Ve sen geldin.
Uçsuz bucaksız nasıl sevilir öğrettin bana.
Parmak uçlarımla dokunmayı, kırmadan, korkmadan sevmenin tadını verdin kalbime.
Gökkuşağı serpildi kararmış düşlerime, gülüşlerime.
Adı unutulmuş ya da daha adı konulmamış hislere şahit olduğu yeryüzü seninle...
Gel artık! Sen olmayınca yanımda, korku başkaldırıyor, bütün gece, sabaha kadar boğuşuyorum onunla. Ciddi bir yanı var bu korkunun, boşayamıyorum, üstelik durmadan şu gerçeği de sokmak istiyor gözüme…
Bu elle tutulamayan, bu korkunç aşkın sorumluluğunu bütün acılarıyla yüklenen biri olacağım yerde, sözgelişi odandaki, o her zaman seni görebilen, güzelliğini seyredebilen mutlu bir ayna, bir dolap olsam ne iyi olurdu: Gün boyunca izlerdim seni, koltuktaki oturuşunu, mektup yazışını, kalem tutan o güzel elini, dalıp giden yüzünü, uykuya dalışını...Denizin dibindeki avuç içi kadar bir yer okyanusun baskısına nasıl dayanıyorsa, sen de öyle dayanıyorsun Milena. Yaşam rezillik aslında, bunca çirkinlik içinde insanlara dayanabileceğimi ummazdım bugüne kadar, utanç duyardım, ama sen, bir şey öğrettin bana, dayanılmayacak gibi olan yaşam değilmiş. Seni sevip sevmediğimi soruyorsun durmadan, çok güç bunun karşılığını vermek. Mektupla hiç verilemez. Eğer bu yakınlarda yüz yüze gelirsek “soluğum kesilmezse ” söylerim ama bu konuda ettigin her söz etime batan kızgın bir şiş sanki, yakıyor, geçmiyor acısı gün geçtikçe daha da yakıyor.
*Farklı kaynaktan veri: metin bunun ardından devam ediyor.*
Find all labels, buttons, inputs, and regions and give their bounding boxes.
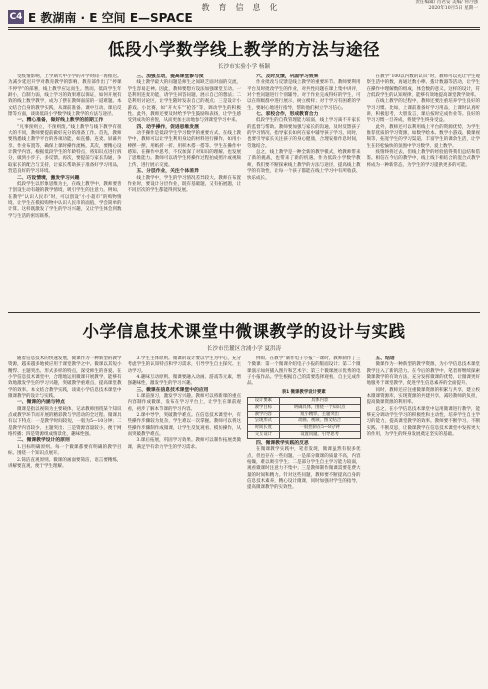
subheading: 二、巧设情境，激发学习兴趣: [17, 175, 80, 181]
article-1: [8, 36, 480, 310]
article-2-col-1: [8, 356, 122, 686]
table-cell: 设置问题，引导思考: [279, 432, 360, 439]
paragraph: 线上教学最大的问题是师生之间缺乏面对面的交流，学生容易走神。因此，教师要想方设法加强课堂互动。一是利用连麦功能，请学生回答问题，展示自己的想法；二是利用讨论区，让学生随时发表自己的观点；三是设计小游戏、小比赛，如“开火车”“抢答”等，调动学生的积极性。此外，教师还要及时给予学生鼓励和表扬，让学生感受到成功的喜悦，从而更加主动地参与到课堂学习中来。: [127, 80, 241, 124]
subheading: 一、精心准备，做好线上教学的前期工作: [17, 118, 104, 124]
article-2-headline: 小学信息技术课堂中微课教学的设计与实践: [82, 322, 406, 341]
paragraph: 例如，在教学“制作电子小报”一课时，教师制作了三个微课：第一个微课介绍电子小报的版面设计；第二个微课演示如何插入图片和艺术字；第三个微课展示优秀的电子小报作品。学生根据自己的需要选择观看，自主完成作品。: [247, 356, 361, 387]
date-line: 2020年10月5日 星期一: [428, 6, 478, 11]
subheading: 二、微课教学设计的原则: [17, 438, 70, 444]
article-1-col-4: [367, 74, 481, 310]
table-cell: 一般控制在5—8分钟: [279, 425, 360, 432]
paragraph: 4.趣味互动原则。微课要融入动画、游戏等元素，增强趣味性，激发学生的学习兴趣。: [127, 375, 241, 387]
article-2: [8, 318, 480, 684]
subheading: 三、微课在信息技术课堂中的应用: [136, 387, 209, 393]
table-cell: 呈现形式: [248, 418, 280, 425]
article-2-columns: [8, 356, 480, 686]
article-2-byline: 长沙市岳麓区含浦小学 夏洪涛: [206, 346, 282, 352]
paragraph: 微课是指以视频为主要载体，记录教师围绕某个知识点或教学环节而开展的精彩教与学活动的全过程。微课具有以下特点：一是教学时间较短，一般为5—10分钟；二是教学内容较少，主题突出；三是资源容量较小，便于网络传播；四是资源组成情景化，趣味性强。: [8, 406, 122, 438]
article-1-byline: 长沙市实验小学 杨颖: [217, 64, 271, 70]
paragraph: 1.目标明确原则。每一个微课都要有明确的教学目标，围绕一个知识点展开。: [8, 444, 122, 457]
paragraph: 3.学生主体原则。微课的设计要以学生为中心，充分考虑学生的认知特点和学习需求，引导学生自主探究、主动学习。: [127, 356, 241, 374]
table-cell: 教学目标: [248, 404, 280, 411]
table-cell: 交互设计: [248, 432, 280, 439]
page-code: C4: [9, 12, 23, 22]
table-cell: 短小精悍，主题突出: [279, 411, 360, 418]
paragraph: 动手操作是低段学生学习数学的重要方式。在线上教学中，教师可以让学生利用身边的材料进行操作，如用小棒摆一摆、用纸折一折、用积木搭一搭等。学生在操作中感知、在操作中思考，不仅加深了对知识的理解，也发展了思维能力。教师可以请学生将操作过程拍成照片或视频上传，进行展示交流。: [127, 131, 241, 168]
subheading: 六、及时反馈，巩固学习效果: [256, 74, 319, 79]
paragraph: 总之，在小学信息技术课堂中运用微课进行教学，能够充分调动学生学习的积极性和主动性，培养学生自主学习的能力，提高课堂教学的效率。教师要不断学习、不断实践、不断反思，让微课教学在信息技术课堂中发挥更大的作用，为学生的终身发展奠定坚实的基础。: [366, 406, 480, 438]
paragraph: “凡事预则立，不预则废。”线上教学与线下教学有很大的不同，教师要提前做好充分的准备工作。首先，教师要熟悉线上教学平台的各项功能，如直播、连麦、屏幕共享、作业布置等，确保上课时操作流畅。其次，要精心设计教学内容，根据低段学生的年龄特点，将知识点进行拆分，做到小步子、多反馈。再次，要提前与家长沟通，争取家长的配合与支持，让家长帮助孩子准备好学习用品，营造良好的学习环境。: [8, 124, 122, 175]
article-2-col-4: [367, 356, 481, 686]
masthead-editor-info: [415, 0, 478, 12]
table-row: [248, 411, 361, 418]
paragraph: 在微课教学实践中，笔者发现，微课虽然有很多优点，但也存在一些问题。一是部分微课的质量不高，内容枯燥，难以吸引学生；二是部分学生自主学习能力较弱，观看微课时注意力不集中；三是教师制作微课需要花费大量的时间和精力。针对这些问题，教师要不断提高自身的信息技术素养，精心设计微课，同时加强对学生的指导，提高微课教学的实效性。: [247, 447, 361, 491]
article-1-col-2: [128, 74, 242, 310]
table-cell: 教学内容: [248, 411, 280, 418]
table-cell: 动画、视频、图文结合: [279, 418, 360, 425]
article-2-col-2: [128, 356, 242, 686]
article-1-col-3: [247, 74, 361, 310]
article-1-headline: 低段小学数学线上教学的方法与途径: [108, 40, 380, 59]
subheading: 五、结语: [375, 356, 395, 361]
paragraph: 低段学生以形象思维为主，在线上教学中，教师要善于创设生动有趣的教学情境，吸引学生的注意力。例如，在教学“认识人民币”时，可以创设“小小超市”的购物情境，让学生在模拟购物中认识人民币的面值，学会简单的计算。这样既激发了学生的学习兴趣，又让学生体会到数学与生活的密切联系。: [8, 181, 122, 219]
paragraph: 同时，教师还应注重微课资源的积累与共享，建立校本微课资源库，实现资源的共建共享，减轻教师的负担，提高微课资源的利用率。: [366, 387, 480, 406]
paragraph: 总之，线上教学是一种全新的教学模式，给教师带来了新的挑战，也带来了新的机遇。作为低段小学数学教师，我们要不断探索线上教学的方法与途径，提高线上教学的有效性，让每一个孩子都能在线上学习中有所收获、快乐成长。: [247, 150, 361, 181]
subheading: 四、微课教学实践的反思: [256, 440, 309, 446]
paragraph: 随着信息技术的快速发展，微课作为一种新型的教学资源，越来越多地被应用于课堂教学之中。微课以其短小精悍、主题突出、形式多样的特点，深受师生的喜爱。在小学信息技术课堂中，合理地运用微课开展教学，能够有效地激发学生的学习兴趣，突破教学重难点，提高课堂教学的效率。本文结合教学实践，谈谈小学信息技术课堂中微课教学的设计与实践。: [8, 356, 122, 400]
paragraph: 线上教学中，学生的学习情况差异较大。教师在布置作业时，要设计分层作业，既有基础题，又有拓展题，让不同层次的学生都能得到发展。: [127, 175, 241, 194]
design-elements-table: [247, 397, 361, 439]
table-header-cell: 设计要素: [248, 398, 280, 405]
table-header-row: [248, 398, 361, 405]
paragraph: 此外，教师还可以利用线上平台的资源优势，为学生推荐优质的学习资源，如数学绘本、数学小游戏、微课视频等，拓宽学生的学习渠道，丰富学生的课余生活，让学生在轻松愉快的氛围中学习数学、爱上数学。: [366, 124, 480, 149]
table-row: [248, 432, 361, 439]
paragraph: 作业批改与反馈是线上教学的重要环节。教师要利用平台及时批改学生的作业，对共性问题在课上集中讲评，对个性问题进行个别辅导。对于作业完成得好的学生，可以在班级群中进行展示，树立榜样；对于学习有困难的学生，要耐心地进行指导，帮助他们树立学习信心。: [247, 80, 361, 111]
paragraph: 在教学“100以内数的认识”时，教师可以先让学生观察生活中的数，再通过数小棒、拨计数器等活动，让学生在操作中理解数的组成，体会数的意义。这样的设计，符合低段学生的认知规律，能够有效地提高课堂教学效率。: [366, 74, 480, 99]
table-caption: 表1 微课教学设计要素: [281, 389, 326, 395]
paragraph: 2.简洁直观原则。微课的画面要简洁，语言要精练，讲解要直观，便于学生理解。: [8, 457, 122, 469]
subheading: 一、微课的内涵与特点: [17, 400, 65, 406]
subheading: 三、加强互动，提高课堂参与度: [136, 74, 204, 79]
paragraph: 疫情终将过去，但线上教学的经验值得我们总结和借鉴。相信在今后的教学中，线上线下相结合的混合式教学将成为一种新常态，为学生的学习提供更多的可能。: [366, 150, 480, 168]
section-title: E 教湖南 · E 空间 E—SPACE: [28, 11, 193, 25]
subheading: 四、动手操作，促进思维发展: [136, 124, 199, 130]
table-row: [248, 418, 361, 425]
masthead-band: 教育信息化: [201, 3, 287, 12]
table-row: [248, 425, 361, 432]
masthead-rule: [8, 27, 480, 28]
masthead: [0, 0, 488, 32]
subheading: 七、家校合作，形成教育合力: [256, 112, 319, 118]
table-cell: 时间长度: [248, 425, 280, 432]
paragraph: 微课作为一种新型的教学资源，为小学信息技术课堂教学注入了新的活力。在今后的教学中，笔者将继续探索微课教学的有效方法，充分发挥微课的优势，让微课更好地服务于课堂教学，促进学生信息素养的全面提升。: [366, 362, 480, 387]
paragraph: 受疫情影响，上学期大中小学的开学时间一再推迟。为减少延迟开学对教育教学的影响，教育部作出了“停课不停学”的部署，线上教学应运而生。然而，低段学生年龄小，自制力弱，线上学习的效果难以保证，如何开展有效的线上数学教学，成为了摆在教师面前的一道难题。本文结合自身的教学实践，从课前准备、课中互动、课后反馈等方面，谈谈低段小学数学线上教学的方法与途径。: [8, 74, 122, 118]
paragraph: 低段学生的自我管理能力较弱，线上学习离不开家长的监督与帮助。教师要加强与家长的沟通，及时反馈孩子的学习情况，指导家长如何在家中辅导孩子学习。同时，也要引导家长关注孩子的身心健康，合理安排作息时间，劳逸结合。: [247, 118, 361, 149]
paragraph: 2.课中导学，突破教学难点。在信息技术课堂中，有些操作步骤较为复杂，学生难以一次掌握。教师可以将这些操作步骤制作成微课，让学生反复观看、模仿操作，从而突破教学难点。: [127, 413, 241, 438]
paragraph: 3.课后拓展，巩固学习效果。教师可以制作拓展类微课，满足学有余力学生的学习需求。: [127, 438, 241, 450]
article-divider: [8, 312, 480, 313]
subheading: 五、分层作业，关注个体差异: [136, 169, 199, 175]
editor-line: 责任编辑/ 肖君安 美编/ 何月强: [415, 0, 478, 5]
table-row: [248, 404, 361, 411]
article-1-col-1: [8, 74, 122, 310]
paragraph: 在线上教学的过程中，教师还要注重培养学生良好的学习习惯。比如，上课前准备好学习用品，上课时认真听讲，积极思考，大胆发言，课后按时完成作业等。良好的学习习惯一旦养成，将使学生终身受益。: [366, 99, 480, 124]
article-2-col-3: [247, 356, 361, 686]
table-cell: 明确具体，围绕一个知识点: [279, 404, 360, 411]
article-1-columns: [8, 74, 480, 310]
masthead-rule-thin: [8, 29, 480, 30]
table-header-cell: 具体内容: [279, 398, 360, 405]
paragraph: 1.课前预习，激发学习兴趣。教师可以将新课的重点内容制作成微课，发布在学习平台上，让学生在课前观看，初步了解本节课的学习内容。: [127, 394, 241, 412]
“Yorgun değilsin aslında, endişelisin. Her yanı tuzaklarla dolu şu yeryüzünde tek bir adım atmaya bile korkuyorsun, bu yüzden her zaman son derece temkinlisin. Yorgun değilsin aslında, sen bu ağır endişeyi izleyecek olan ve gözlerini anlamsızca bir noktaya dikip kalmak şeklinde hayalinde canlanan o ağır yorgunluktan korkuyorsun.”